A team of Washington State’s juice grape industry members and university scientists has begun a three-year project to develop a sustainability guide for grape growers. The project is funded through a Washington State Department of ­Agriculture block grant.

Craig Bardwell, senior viticulture specialist for National Grape Cooperative’s Grandview, Washington, processing facility, says that many retailers now require some type of sustainability program that documents production practices of the foods they purchase. Welch’s, the retail label for National Grape Cooperative’s products, is feeling pressure from such retailers.

Sustainable programs already exist for Concord and juice grape growers in Michigan (Grape*A*Syst) and New York (Vine Balance) and for Washington’s wine grape growers (Vinewise). “As far as juice grape growing areas go, we’re the only ones that don’t have a program in place,” Bardwell said during a winter grape meeting.

He noted that juice grape industry members, recognizing the need to be proactive in the sustainability area, approached Washington State University grape researchers, Drs. Joan Davenport and Doug Walsh, to help develop a sustainability program specific to Washington’s needs. Davenport received a WSDA block grant for about $65,000 to develop a sustainability report card for juice grape growers.

Bardwell said that strong encouragement to develop a sustainability program is coming from National Grape Cooperative’s headquarters in Westfield, New York. “They want each of their growers to complete this process prior to harvest in 2012, even though it will be a prototype. We’re really under the gun to get this accomplished.”

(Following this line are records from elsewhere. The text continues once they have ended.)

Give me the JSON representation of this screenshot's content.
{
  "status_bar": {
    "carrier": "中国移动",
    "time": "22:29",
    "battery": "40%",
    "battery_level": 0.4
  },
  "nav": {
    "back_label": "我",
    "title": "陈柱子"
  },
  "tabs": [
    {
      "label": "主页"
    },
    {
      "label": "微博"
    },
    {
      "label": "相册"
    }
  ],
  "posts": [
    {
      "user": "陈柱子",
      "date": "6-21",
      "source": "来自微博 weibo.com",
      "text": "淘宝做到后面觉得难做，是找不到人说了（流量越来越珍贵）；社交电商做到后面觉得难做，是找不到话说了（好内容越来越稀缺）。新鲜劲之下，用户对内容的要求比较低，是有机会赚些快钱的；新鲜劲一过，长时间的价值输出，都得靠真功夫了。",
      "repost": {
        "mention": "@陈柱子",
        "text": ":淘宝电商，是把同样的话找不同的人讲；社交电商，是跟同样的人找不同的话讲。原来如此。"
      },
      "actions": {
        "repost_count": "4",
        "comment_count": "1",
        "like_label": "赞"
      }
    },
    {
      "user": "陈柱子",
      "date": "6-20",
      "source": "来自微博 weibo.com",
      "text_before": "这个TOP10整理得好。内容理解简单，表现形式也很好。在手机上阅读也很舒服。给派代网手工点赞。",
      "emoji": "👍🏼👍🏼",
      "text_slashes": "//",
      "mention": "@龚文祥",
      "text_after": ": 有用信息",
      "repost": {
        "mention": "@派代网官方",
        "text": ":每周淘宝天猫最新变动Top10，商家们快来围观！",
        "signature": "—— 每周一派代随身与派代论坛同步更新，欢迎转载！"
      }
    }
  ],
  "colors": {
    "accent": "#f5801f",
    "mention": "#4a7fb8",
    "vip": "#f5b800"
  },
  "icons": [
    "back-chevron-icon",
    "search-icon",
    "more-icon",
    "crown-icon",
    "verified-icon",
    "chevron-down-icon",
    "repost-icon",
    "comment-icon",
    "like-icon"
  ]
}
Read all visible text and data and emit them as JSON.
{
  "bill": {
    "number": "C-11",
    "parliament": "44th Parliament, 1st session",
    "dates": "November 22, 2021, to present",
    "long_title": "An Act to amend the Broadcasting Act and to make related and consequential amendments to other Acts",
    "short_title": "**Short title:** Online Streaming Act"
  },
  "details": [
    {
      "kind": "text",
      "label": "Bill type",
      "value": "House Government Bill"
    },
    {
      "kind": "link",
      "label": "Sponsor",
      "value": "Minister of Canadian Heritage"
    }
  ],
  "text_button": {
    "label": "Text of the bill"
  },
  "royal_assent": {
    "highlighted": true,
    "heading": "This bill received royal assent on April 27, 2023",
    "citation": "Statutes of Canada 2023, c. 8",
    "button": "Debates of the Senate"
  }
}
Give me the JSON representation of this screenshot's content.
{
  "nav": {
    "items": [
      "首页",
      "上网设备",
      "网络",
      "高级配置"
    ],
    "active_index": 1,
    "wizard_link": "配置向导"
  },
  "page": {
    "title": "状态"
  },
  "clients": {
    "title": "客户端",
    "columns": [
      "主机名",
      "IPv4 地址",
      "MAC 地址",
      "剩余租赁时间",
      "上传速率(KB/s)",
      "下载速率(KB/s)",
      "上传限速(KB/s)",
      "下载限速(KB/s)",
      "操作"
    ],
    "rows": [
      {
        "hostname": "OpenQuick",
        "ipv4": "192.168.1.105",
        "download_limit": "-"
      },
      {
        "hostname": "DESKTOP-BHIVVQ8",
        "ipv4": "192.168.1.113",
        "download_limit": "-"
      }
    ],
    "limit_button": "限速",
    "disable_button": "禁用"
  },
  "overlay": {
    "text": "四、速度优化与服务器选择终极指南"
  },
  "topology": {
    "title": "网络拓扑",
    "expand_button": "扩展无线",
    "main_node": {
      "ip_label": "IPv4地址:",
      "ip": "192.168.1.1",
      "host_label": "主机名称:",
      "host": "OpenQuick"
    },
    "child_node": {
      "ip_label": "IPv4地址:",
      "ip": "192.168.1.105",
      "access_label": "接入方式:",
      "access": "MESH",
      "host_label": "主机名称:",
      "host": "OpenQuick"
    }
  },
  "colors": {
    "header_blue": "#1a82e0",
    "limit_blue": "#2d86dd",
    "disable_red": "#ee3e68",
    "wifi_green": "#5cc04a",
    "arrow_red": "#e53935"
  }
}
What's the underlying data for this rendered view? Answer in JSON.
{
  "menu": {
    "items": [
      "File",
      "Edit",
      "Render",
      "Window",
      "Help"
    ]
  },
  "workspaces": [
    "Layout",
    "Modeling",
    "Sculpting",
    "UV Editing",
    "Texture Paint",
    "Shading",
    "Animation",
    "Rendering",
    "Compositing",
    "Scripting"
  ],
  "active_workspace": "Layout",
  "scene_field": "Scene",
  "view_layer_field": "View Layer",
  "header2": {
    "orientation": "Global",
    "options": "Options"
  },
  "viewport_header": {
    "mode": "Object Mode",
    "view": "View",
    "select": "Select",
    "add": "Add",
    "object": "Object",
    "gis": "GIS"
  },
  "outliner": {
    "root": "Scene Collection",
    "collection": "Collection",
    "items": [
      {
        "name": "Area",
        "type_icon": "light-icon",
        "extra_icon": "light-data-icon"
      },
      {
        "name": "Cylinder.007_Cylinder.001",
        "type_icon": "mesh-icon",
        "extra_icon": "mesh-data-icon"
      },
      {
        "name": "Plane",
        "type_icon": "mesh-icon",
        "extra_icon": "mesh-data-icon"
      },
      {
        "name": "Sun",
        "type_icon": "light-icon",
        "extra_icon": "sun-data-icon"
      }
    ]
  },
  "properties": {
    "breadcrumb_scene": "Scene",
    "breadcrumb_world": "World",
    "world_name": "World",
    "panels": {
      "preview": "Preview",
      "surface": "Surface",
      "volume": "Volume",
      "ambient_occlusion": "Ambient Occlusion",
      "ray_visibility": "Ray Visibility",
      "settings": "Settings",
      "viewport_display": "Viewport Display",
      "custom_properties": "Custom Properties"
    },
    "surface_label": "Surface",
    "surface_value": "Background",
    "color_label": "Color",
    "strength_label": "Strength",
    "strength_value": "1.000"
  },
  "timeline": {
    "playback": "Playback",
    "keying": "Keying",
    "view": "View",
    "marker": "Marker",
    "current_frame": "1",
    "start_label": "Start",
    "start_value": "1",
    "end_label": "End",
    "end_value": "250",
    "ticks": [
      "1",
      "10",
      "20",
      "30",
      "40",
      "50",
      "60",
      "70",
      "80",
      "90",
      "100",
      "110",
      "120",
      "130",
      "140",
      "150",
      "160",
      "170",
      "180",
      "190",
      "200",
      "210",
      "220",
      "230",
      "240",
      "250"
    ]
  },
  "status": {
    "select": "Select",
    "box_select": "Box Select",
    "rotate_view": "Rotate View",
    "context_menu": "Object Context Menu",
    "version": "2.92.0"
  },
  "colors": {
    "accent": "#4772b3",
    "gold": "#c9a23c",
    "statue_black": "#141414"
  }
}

He assured growers that the program is not designed to be a big burden on farmers or change their grape growing practices. “But it’s a way to assess your cultural practices and identify some areas where you could improve from the standpoint of economic sustainability and ­environmental sustainability.”

Report card details

Davenport, who leads the project, stressed that it is a voluntary program, although processors are very involved in the project. Major juice grape processors involved include: FruitSmart, J.M. Smucker, Milne Fruit Products, National Grape Cooperative, Tree Top, and Valley Processing. Dr. Michelle Moyer, extension viticulture specialist, is also part of the team.

For the report card, a list of common viticultural practices will be defined and evaluated for sustainability based on national juice grape industry standards, Davenport said. Management areas include canopy, irrigation, nutrition, pest, and soil, along with continuing education.

This year, the report card will be developed, program specifics reviewed with participating processors, and the program field-tested with  growers.

Year two (2013) will be spent fine-tuning the report card and developing an action plan that growers can use to identify strategies to improve their practices. The ­program will again be reviewed by the processors and field-tested by a targeted percentage of growers.

A final sustainability report card, supported by a Web site, will be launched in year three. At the end of the process, Washington juice grape growers and processors will have a guide that documents their sustainable ­practices.

Bardwell stressed that the report card is being designed to be completed by the grower and will not require third-party auditing. It’s not a pass-fail program, he said.